Given integers a and b and the relation a <= b, intuitively I feel I can transform this inequality into a strict inequality like this:

a < b + 1

Conversely, I should be able to transform the strict inequality a < b to a non-strict one like this:

a + 1 <= b

My question is, is there any way I can do the same transformations if a and b are real numbers, WITHOUT introducing some kind of slack/surplus variables? I.e. is there a way to do the transformation by only using constants? I do not feel that it should be possible due to the nature of the real numbers, but I would just like to find out.
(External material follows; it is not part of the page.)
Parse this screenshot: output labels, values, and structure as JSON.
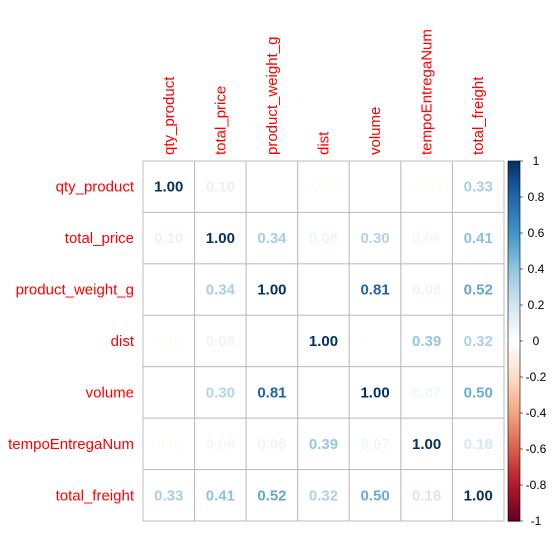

• Excluding "dummy variables", I don't see how one could do it. But with those, I suppose you know that you can do $\forall \epsilon>0: a<b+\epsilon$ for $a\leq b$. – Raskolnikov May 6 '13 at 11:44
• Yea, that was the only solution I could see. It complicates an algorithm I am working on though, so I just wanted to know if there was some other solution. – csvan May 6 '13 at 11:58
• Maybe you can show us what the algorithm is and what you really want to achieve? There might be another way that doesn't involve what you're asking here. – Raskolnikov May 6 '13 at 12:04

Assume you had a continous $f$ and $b$, $c$ such that $$x < b \text{ exactly if } f(x) \leq c \text{.}$$ Pick a sequence $(x_n)$ with $x_n \to b$ from below, i.e. $x_n < b$ for all $n$. You'd then have $$f(x_n) \leq c \text{ for all n}$$ and because $f$ is continuous also $$f(b) \leq c \text{,}$$ but that (according to the initial assumption) means $$b < b$$ which of course is impossible.